唯一の所員ディエゴはチリ人でこの街の近く出身です。大学卒業後、チリの南の方の島、チロエ島の世界遺産である木造教会群の修復の仕事をした後に、このオフィスに務めて3年になります。この秋からカタルーニャ工科大学に修士号を取りにいくようです。チリの大学は学費が高く、東京と変わらないです。一方でアルゼンチンは学費が無料になるチャンスが多いのでチリではたびたび学生運動やストライキのようなものがあるようです。

来月にはベルギーとアメリカからインターンが加わります。インターナショナルな小さな事務所というのも珍しく、お互い親密に知ることができるので、多少の価値観のずれを寛容すればいろいろなことを議論できていいと思います。自分の英語力なら大勢の中に入ったらその場にいるだけになってしまいそうなので、思い切って小さな環境に入ってよかったなと思ってます。

パブロのウェルカムディナーで最近のプロジェクトを紹介中

 

チリカトリカ大学に建つ、PvEのパビリオン

大学のイベントで設計の依頼があった。

ペンキ塗りから輸送、組み立てまでやったプロジェクトでafasiaというサイトに名前がのってうれしい

ここからはチリの教育事情について書きたいなと思いますが、留学してるわけじゃないので正直よくわかっていないです。ただ、スペイン語が話せるんだったら首都のサンティアゴにあるチリカトリカ大学は他のヨーロッパの大学と並ぶ選択肢に加わるのではと思います。僕もちょっとだけここに留学することを考えた時期もありました。なぜならスタジオ課題がPezoとSmiljan Radicだったから。そしてほとんどのチリの建築家はこの大学の出身です。Sofiaはブエノスアイレスの大学出身ですが、Pezoは学部をコンセプシオンの大学を出てから、チリカトリカ大学で修士を取っています。AlavenaもRadicもCecilia Puga、Sebastian Irarazavalもこの大学を出ています。

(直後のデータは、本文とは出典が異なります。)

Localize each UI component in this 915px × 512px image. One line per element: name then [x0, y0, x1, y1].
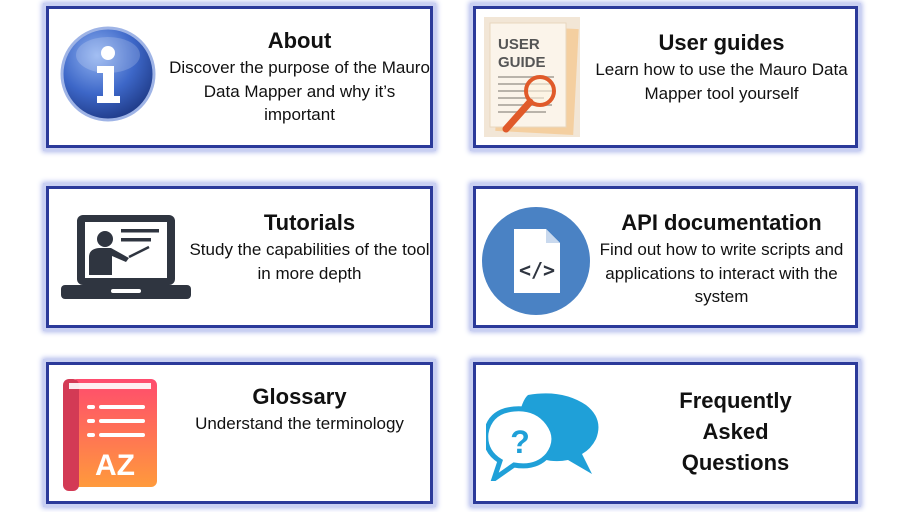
user-guide-icon: USER GUIDE	[484, 17, 580, 137]
tutorials-card[interactable]: Tutorials Study the capabilities of the …	[46, 186, 433, 328]
api-documentation-title: API documentation	[621, 210, 822, 235]
glossary-card[interactable]: AZ Glossary Understand the terminology	[46, 362, 433, 504]
glossary-book-icon: AZ	[63, 377, 159, 491]
tutorials-title: Tutorials	[263, 210, 356, 235]
laptop-presentation-icon	[57, 211, 191, 305]
svg-text:GUIDE: GUIDE	[498, 54, 546, 71]
glossary-title: Glossary	[252, 384, 347, 409]
code-file-icon: </>	[482, 207, 590, 315]
api-documentation-card[interactable]: </> API documentation Find out how to wr…	[473, 186, 858, 328]
api-documentation-description: Find out how to write scripts and applic…	[599, 240, 844, 306]
info-icon	[59, 25, 157, 123]
user-guides-title: User guides	[658, 30, 785, 55]
user-guides-description: Learn how to use the Mauro Data Mapper t…	[595, 60, 848, 103]
tutorials-description: Study the capabilities of the tool in mo…	[189, 240, 430, 283]
svg-text:?: ?	[510, 424, 530, 460]
user-guides-card[interactable]: USER GUIDE User guides Learn how to use …	[473, 6, 858, 148]
about-description: Discover the purpose of the Mauro Data M…	[169, 58, 430, 124]
about-card[interactable]: About Discover the purpose of the Mauro …	[46, 6, 433, 148]
faq-title: Frequently Asked Questions	[679, 388, 792, 475]
glossary-description: Understand the terminology	[195, 414, 404, 433]
user-guide-icon-text: USER	[498, 36, 540, 53]
faq-speech-bubbles-icon: ?	[483, 389, 602, 486]
svg-text:</>: </>	[519, 258, 555, 282]
faq-card[interactable]: ? Frequently Asked Questions	[473, 362, 858, 504]
glossary-icon-text: AZ	[95, 449, 135, 482]
about-title: About	[267, 28, 332, 53]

大学のキャンパスについて詳しく書こうと思うとRadicの事務所で働いていた原田さんの記事に勝ることはできないので、今回は多くのインターナショナルな建築家を輩出した教授の二人を紹介したいと思います。

原田さんのチリカトリカ大学の記事についてはこちら

 

http://www.dirac.gob.cl/la-arquitectura-consciente-de-perez-oyarzun/prontus_dirac/2016-10-12/163859.html

Fernando Perez Oyarzunはチリカトリカ大学の教授の一人で、歴史的な視点から建築を研究してるようです。この大学の先生と言えば二人の名前が挙がるらしく、そのうちの一人です。このFernandoは歴史・社会派でElemental のAlavena が師事したようです。彼は「Arquitectura en el Chile del siglo XX」という20世紀のチリの建築について著書があるようで、読まなきゃなぁと思っているところです。本当はあんまり詳しく知らない。

しかし、(北半球でいう)この夏にスペインの建築雑誌AV(Arquitectura Viva)にうちの事務所PvEが特集される予定になっていて、その巻頭論文のようなものを書いていただけるらしく事務所にインタビューしに来ていたところお会いしました。

もう一人はRodorigo Perez de Arce という教授でPezoが師事していました。彼はパブリックスペースやランドスケープ、都市集合住宅など広範囲にわたり活躍する建築家です。

2Gやa+uのPvE特集にも寄稿していてまさにPezoのことをよく知る師匠的存在のようです。

今回は教育について薄い知識で終わり方がわからないので、一つ豆知識を。

いまの時代、ウェブ上で見れる建築の新築ニュースなどが発展していて、似たようなサイトがいくつもありますよね。afasiaとかDEZEENとか。そのなかでもArchiDailyは有名だと思いますが、これはチリの会社なんですよ。